Inside, I start getting our gear and supplies organized as she moves to the window looking out the back of the small structure, staring out at endless trees. "I don't think I've ever been anywhere this quiet before."
"Good. Maybe you'll learn to listen to something besides professors for once."
She turns to watch me stack split wood into the cast iron pot belly stove. "You really don't like academics, do you?" She tips her head to the side, waiting as wad up some newspaper, the crinkling sound filling the small space before I stuff it under the stacked wood.
"It’s not that. I think there are lots of ways to learn.
Some people don’t learn inside four walls from books and lectures and the world seems to put more value on that kind of knowledge and I disagree.
" I snap a match on the side of the box, the newspaper catching with a crackle, then a whoosh as I open the flue and the hot air finds it’s exit.
She’s leaning on the windowsill, arms crossed when I stand and make short work of closing the space between us.
“You're nineteen with a master's degree, but you can't start a fire or find your way out of these woods if something happened to me. "
Marley lowers her eyes as I spread my feet shoulder width apart, hands moving to her shoulders, making ownership of her and this space. "That's not necessarily true. I could possibly use the location of the sun to figure out" She gives up smart enough to know I’m right.

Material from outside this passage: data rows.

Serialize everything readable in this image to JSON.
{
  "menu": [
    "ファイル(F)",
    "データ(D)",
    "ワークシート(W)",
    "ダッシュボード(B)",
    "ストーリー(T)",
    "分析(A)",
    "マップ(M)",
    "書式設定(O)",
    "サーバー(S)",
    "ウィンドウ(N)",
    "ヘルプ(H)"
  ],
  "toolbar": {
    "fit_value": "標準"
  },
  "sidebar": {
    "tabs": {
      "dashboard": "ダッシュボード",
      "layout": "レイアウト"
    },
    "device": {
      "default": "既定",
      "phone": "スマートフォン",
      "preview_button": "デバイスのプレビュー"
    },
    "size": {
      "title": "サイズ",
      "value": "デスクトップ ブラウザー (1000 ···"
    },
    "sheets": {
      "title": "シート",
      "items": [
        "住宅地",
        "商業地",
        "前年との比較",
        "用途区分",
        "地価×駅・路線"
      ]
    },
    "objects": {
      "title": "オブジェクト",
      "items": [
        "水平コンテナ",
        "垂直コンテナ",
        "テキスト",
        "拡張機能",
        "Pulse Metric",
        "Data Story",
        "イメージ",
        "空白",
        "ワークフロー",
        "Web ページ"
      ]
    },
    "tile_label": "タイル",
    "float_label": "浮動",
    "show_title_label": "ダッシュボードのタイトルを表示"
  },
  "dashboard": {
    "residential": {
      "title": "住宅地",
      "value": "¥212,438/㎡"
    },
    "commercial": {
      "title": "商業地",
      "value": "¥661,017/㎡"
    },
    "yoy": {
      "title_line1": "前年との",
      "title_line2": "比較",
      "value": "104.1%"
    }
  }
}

"When's the last time you did something that wasn't for a grade?
" I slide my hands to her neck, her softness under my rough palms, feeling how small she is when my fingers easily overlap, my thumbs pushing up into that soft space under her chin.
"When's the last time you took a risk that wasn’t about being turned into data? "

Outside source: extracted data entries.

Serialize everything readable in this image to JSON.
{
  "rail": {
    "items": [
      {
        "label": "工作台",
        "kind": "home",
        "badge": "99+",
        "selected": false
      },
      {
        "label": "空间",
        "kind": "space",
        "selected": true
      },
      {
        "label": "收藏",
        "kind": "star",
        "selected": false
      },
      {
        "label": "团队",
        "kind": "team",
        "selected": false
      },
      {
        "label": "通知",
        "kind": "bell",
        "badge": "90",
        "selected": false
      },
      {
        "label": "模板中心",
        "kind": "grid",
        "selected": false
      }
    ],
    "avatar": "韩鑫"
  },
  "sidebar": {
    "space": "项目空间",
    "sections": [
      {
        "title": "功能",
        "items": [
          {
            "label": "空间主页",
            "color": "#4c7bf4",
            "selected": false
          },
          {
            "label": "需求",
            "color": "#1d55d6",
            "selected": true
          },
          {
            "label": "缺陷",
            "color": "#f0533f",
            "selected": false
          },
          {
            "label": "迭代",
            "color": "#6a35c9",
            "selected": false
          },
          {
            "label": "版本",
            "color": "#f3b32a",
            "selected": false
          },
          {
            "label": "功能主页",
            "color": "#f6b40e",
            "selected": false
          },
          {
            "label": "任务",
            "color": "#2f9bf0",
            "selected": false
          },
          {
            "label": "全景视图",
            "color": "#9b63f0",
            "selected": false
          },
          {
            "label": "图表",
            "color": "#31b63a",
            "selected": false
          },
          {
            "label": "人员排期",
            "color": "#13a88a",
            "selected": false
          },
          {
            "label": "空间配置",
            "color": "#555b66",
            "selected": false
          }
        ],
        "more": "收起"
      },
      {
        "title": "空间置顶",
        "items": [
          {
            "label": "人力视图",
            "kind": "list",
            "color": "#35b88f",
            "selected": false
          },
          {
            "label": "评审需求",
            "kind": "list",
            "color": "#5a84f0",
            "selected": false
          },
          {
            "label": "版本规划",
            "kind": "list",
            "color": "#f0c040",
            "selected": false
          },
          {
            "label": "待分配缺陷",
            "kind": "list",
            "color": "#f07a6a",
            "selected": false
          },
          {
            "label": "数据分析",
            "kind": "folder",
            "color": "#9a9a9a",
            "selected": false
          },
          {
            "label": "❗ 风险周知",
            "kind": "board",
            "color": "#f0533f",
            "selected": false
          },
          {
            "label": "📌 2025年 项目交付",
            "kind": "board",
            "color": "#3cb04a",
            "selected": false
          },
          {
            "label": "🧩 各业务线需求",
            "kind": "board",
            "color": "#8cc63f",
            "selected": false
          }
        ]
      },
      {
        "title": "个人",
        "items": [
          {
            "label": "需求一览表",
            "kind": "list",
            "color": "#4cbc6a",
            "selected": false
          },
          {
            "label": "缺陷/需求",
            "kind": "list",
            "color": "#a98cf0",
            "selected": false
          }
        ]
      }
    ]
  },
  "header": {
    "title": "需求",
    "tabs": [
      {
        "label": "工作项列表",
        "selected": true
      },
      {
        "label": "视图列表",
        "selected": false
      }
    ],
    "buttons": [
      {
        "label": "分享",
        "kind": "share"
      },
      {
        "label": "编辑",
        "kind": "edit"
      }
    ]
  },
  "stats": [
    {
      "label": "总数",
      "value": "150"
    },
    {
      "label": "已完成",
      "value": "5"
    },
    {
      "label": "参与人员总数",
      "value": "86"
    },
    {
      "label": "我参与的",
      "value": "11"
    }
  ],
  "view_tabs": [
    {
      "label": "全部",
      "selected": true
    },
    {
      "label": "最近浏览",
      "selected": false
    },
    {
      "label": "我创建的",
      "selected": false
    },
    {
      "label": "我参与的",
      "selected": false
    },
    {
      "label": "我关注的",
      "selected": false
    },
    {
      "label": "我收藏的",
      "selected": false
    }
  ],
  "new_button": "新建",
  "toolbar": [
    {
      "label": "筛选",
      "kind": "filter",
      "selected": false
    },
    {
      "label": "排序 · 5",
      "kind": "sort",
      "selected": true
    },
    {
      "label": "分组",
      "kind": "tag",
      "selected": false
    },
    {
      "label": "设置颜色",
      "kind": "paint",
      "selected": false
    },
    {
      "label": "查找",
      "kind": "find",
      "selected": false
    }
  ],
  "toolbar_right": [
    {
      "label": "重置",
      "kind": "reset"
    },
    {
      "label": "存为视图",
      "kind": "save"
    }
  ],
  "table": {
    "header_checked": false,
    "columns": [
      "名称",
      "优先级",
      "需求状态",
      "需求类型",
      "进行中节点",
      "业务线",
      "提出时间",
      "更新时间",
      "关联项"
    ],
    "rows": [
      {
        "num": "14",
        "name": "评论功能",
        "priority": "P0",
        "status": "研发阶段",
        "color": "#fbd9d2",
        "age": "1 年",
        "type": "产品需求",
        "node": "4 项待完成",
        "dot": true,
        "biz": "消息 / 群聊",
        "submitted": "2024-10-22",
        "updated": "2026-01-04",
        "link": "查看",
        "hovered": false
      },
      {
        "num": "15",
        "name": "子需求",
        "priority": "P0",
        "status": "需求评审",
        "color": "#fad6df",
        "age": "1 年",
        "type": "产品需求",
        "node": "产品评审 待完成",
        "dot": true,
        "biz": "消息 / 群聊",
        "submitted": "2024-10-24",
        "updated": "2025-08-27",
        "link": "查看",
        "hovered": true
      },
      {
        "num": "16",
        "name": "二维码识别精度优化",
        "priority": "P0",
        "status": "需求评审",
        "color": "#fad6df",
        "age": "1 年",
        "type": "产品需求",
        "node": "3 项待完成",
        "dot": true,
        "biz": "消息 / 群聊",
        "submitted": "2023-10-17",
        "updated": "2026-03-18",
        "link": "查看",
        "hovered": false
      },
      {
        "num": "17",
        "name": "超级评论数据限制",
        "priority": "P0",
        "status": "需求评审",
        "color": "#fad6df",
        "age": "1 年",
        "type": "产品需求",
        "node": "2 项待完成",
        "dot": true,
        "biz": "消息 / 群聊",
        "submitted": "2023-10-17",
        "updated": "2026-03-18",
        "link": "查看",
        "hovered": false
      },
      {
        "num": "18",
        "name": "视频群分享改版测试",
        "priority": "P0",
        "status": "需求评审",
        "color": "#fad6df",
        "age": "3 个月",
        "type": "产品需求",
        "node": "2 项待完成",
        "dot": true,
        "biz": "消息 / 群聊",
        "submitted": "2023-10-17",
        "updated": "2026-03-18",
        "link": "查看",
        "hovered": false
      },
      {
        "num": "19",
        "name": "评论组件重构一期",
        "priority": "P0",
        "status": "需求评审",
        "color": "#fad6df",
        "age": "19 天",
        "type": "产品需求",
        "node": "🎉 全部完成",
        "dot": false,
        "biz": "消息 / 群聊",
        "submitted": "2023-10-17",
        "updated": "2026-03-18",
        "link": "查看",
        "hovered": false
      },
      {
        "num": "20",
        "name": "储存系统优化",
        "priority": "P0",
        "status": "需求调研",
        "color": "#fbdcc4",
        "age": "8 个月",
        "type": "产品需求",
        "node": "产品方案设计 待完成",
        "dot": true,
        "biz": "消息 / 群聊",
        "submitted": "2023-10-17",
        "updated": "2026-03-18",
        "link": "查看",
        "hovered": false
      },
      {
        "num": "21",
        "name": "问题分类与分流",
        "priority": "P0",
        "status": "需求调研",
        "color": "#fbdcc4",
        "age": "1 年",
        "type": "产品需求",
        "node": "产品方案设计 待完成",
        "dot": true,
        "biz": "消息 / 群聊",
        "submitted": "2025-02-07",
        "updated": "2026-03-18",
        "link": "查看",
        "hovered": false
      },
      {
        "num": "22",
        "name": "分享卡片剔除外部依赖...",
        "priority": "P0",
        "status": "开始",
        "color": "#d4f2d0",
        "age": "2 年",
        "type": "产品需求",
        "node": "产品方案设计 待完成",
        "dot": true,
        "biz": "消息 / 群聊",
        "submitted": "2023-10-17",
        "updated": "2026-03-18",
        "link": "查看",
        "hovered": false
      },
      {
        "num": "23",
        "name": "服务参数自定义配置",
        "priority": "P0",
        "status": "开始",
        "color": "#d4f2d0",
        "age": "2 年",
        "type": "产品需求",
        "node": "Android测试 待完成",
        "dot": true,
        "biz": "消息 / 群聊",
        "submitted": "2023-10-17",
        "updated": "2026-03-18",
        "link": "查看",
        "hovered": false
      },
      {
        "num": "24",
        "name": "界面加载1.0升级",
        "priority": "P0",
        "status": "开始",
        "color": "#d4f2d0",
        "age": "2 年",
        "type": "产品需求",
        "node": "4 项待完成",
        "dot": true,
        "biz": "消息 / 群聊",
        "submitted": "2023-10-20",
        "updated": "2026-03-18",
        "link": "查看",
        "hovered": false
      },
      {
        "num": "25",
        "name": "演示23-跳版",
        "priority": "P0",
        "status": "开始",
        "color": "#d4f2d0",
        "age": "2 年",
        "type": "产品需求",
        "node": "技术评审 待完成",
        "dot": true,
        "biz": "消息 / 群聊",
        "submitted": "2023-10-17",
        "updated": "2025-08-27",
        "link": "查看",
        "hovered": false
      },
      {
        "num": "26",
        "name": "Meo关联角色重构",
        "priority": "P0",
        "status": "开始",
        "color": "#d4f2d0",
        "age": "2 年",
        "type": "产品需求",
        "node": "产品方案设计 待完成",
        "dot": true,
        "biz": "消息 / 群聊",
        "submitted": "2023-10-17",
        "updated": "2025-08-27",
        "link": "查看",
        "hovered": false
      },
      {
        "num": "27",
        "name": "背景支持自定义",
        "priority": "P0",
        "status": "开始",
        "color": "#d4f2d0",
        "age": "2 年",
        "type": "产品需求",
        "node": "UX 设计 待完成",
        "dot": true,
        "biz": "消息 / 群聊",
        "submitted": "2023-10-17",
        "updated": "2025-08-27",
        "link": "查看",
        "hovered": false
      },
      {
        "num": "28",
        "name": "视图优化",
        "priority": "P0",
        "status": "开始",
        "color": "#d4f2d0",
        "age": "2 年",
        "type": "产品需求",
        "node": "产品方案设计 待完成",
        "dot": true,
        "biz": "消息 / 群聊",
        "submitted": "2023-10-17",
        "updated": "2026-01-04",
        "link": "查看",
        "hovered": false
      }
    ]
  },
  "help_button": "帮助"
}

Her breathing goes shallow. "Last night."
"That's right. And how did that feel?"
"Terrifying."
"And?"
"Amazing."
"Our time out here on the mountain is going to be more of the same." I lower my face to hers, close enough our breaths mingle. "But you have to choose. Hide behind your notebook, or trust Daddy to show you what you're really capable of."
"I don't understand. I have achieved a lot in my short nineteen years."
I lower my voice, gentler now. "Yes, but out here, in the quiet, maybe you can finally hear your own voice instead of all the other ones in your head telling you who you should be."
The statement hits hard, and I see something crack in her expression. Something lonely she's been hiding behind all that academic achievement.
"What do you want, Marley Voss?" I ask quietly. "Not what your professors want. Not what your parents want. What do you actually want?"
She opens her mouth. Closes it. Nothing comes out.
"You’ve got a couple days to figure it out.
" I turn back toward the supplies, needing a distraction before I spread her open and fuck some sense into her.
"But tonight, you're mine. And tomorrow, we'll see if you're brave enough to keep choosing you. And hopefully me. I’m your lifeline up here baby. It’s you, me and what we can do together. "
The pressure is there now. The pressure of being cut off from everything she's used to define herself. Alone with a man who's already proven he can make her forget every rule she's ever lived by.
She’s standing on the edge of something wild, and all I can do is give her the space to jump.
Because once she does—there’s no going back.